Pharmacy chain Walgreen Company (NYSE:WAG) missed analysts’ estimates, amid weak economy, lagging front-end sales and lower customer traffic.

Walgreen Company

Walgreen Company (NYSE:WAG) posted $624 million of earnings, or 65 cents per share, in the fiscal third quarter ended May 31, from $537 million, or 62 cents per share, a year earlier.

The drugstore chain said sales in the quarter ended May 31 rose 3.2 percent to $18.3 billion, on the back of an 8.7 percent increase in prescription volume. The quarterly sales fell short of the analysts’ average estimate of $18.43 billion.

However, Walgreen Company (NYSE:WAG) also missed expectations on third quarter sales as customer traffic in stores open at least a year declined by 3.9 percent. The same-store sales grew by 0.4 percent.

The biggest U.S. drugstore chain said its third-quarter adjusted earnings rose 29.3 percent to $812 million, or 85 cents a share, thereby missing analysts’ expectations by 6 cents.

Walgreen Paid $80 Million in Civil Penalties

Earlier this month, Deerfield, Ill.-based Walgreen Company (NYSE:WAG) agreed to pay $80 million in civil penalties to resolve allegations it violated federal rules governing the distribution of prescription painkillers.
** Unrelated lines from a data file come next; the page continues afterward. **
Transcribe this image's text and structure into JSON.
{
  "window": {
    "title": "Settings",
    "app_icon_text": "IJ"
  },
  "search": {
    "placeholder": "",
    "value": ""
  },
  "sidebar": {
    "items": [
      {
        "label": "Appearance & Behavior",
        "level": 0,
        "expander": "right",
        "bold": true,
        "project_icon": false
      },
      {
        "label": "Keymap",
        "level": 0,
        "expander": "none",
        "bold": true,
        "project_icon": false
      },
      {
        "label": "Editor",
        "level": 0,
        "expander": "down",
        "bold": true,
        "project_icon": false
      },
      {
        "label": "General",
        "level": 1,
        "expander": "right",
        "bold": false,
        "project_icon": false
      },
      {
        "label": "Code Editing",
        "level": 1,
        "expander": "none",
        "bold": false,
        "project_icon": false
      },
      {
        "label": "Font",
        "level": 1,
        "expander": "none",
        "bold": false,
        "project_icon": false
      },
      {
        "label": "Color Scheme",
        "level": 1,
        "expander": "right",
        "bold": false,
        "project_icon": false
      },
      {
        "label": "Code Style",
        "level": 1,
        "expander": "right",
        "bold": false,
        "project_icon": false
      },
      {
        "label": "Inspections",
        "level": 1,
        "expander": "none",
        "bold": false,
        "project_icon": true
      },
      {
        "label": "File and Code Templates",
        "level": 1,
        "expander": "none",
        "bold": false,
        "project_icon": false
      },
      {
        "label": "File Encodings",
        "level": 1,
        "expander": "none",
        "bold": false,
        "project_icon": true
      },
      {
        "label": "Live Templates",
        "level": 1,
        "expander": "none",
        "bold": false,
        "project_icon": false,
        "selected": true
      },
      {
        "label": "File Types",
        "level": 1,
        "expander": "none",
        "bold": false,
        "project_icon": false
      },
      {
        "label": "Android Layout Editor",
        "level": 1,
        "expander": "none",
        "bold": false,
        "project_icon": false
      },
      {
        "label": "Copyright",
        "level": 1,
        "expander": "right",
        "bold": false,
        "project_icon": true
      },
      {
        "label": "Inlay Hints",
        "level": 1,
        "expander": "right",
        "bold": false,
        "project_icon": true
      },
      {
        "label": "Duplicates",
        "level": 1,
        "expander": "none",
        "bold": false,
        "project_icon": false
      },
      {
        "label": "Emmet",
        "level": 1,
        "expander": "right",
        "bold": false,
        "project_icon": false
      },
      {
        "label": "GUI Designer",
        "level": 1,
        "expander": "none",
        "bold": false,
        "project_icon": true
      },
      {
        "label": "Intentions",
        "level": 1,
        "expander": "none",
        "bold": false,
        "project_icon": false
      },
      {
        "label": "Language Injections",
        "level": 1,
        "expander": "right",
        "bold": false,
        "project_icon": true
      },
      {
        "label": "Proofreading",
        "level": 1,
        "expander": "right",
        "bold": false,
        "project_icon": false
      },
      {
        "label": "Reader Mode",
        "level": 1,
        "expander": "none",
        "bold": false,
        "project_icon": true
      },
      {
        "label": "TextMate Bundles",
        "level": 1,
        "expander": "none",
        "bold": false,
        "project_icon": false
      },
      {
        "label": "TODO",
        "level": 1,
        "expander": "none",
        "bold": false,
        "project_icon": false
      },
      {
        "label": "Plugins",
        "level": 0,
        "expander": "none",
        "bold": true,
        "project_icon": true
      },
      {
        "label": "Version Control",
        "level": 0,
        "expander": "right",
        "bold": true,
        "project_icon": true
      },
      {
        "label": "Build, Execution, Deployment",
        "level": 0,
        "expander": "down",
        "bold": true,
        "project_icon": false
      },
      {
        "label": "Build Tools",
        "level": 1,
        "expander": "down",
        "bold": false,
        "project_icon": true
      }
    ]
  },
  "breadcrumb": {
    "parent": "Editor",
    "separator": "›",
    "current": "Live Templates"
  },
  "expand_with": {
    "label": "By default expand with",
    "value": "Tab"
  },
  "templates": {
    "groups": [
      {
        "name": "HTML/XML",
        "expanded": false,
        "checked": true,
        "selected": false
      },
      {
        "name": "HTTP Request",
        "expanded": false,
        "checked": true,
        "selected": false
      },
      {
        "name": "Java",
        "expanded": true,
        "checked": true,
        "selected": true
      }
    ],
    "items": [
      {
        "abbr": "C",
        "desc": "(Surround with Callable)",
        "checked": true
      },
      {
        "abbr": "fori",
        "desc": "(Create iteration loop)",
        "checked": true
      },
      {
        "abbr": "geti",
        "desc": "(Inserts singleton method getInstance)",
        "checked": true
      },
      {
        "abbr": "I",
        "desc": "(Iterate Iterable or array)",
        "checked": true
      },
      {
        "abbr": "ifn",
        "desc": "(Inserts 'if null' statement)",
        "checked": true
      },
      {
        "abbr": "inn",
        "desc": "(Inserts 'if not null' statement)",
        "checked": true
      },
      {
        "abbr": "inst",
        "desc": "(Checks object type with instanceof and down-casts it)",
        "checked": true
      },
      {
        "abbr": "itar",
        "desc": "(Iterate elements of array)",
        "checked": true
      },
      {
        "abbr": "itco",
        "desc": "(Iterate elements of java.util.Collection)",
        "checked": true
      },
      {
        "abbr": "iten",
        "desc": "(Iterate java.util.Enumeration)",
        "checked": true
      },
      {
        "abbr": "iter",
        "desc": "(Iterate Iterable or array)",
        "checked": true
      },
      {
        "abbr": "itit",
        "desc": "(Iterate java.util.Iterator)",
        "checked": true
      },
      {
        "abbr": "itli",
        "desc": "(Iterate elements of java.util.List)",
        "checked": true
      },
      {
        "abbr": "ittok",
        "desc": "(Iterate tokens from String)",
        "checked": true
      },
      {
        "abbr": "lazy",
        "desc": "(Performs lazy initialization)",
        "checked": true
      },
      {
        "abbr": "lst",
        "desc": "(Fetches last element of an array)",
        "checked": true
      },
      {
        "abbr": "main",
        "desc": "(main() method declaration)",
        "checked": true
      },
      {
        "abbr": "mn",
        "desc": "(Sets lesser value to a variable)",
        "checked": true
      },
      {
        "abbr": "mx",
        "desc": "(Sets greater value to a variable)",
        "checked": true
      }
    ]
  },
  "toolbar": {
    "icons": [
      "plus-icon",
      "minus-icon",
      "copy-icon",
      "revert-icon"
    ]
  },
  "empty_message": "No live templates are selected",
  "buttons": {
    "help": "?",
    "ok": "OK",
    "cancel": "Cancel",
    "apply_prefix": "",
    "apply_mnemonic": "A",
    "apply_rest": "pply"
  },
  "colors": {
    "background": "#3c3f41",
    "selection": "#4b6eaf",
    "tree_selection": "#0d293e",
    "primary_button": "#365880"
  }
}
It set aside $25 million in the third quarter for the penalties, with earnings reduced by 4 cents to 6 cents per share.

During March, AmerisourceBergen Corp. (NYSE:ABC), a drug distributor, have entered into an agreement with Walgreen Company (NYSE:WAG), the largest U.S. drugstore chain and Alliance Boots which would deliver $28 billion in incremental revenue in fiscal 2014 and give rights to Walgreen and Boots to acquire up to 23 percent in AmerisourceBergen.

Walgreen Company (NYSE:WAG) took charges in the quarter related to its acquisition of AmerisourceBergen, a settlement with the Drug Enforcement Division and taxes related to its Alliance Boots business.

According to Credit Suisse analyst Edward J. Kelly, Walgreen Company (NYSE:WAG) and other drugstores have been helped for several quarters by an influx of generic drugs, which boost profitability because they come with a wider margin between the cost for the pharmacy to purchase the drugs and the reimbursement it receives.

Enhanced Customer Traffic and Front-end Sales are Priorities

CEO Greg Wasson said in a statement, “Our front-end sales are still not up to our expectations, and while the economy remains challenging, increasing customer traffic and front-end sales are our near-term priorities with a focus on pricing and promotion and the leveraging of our Balance Rewards program, which now has 75 million members”

The CEO also indicated results suffered particularly at stores in low-income neighborhoods. The drug chain major is revamping product assortments and tweaking its pricing and promotional strategies to stem the declining performance.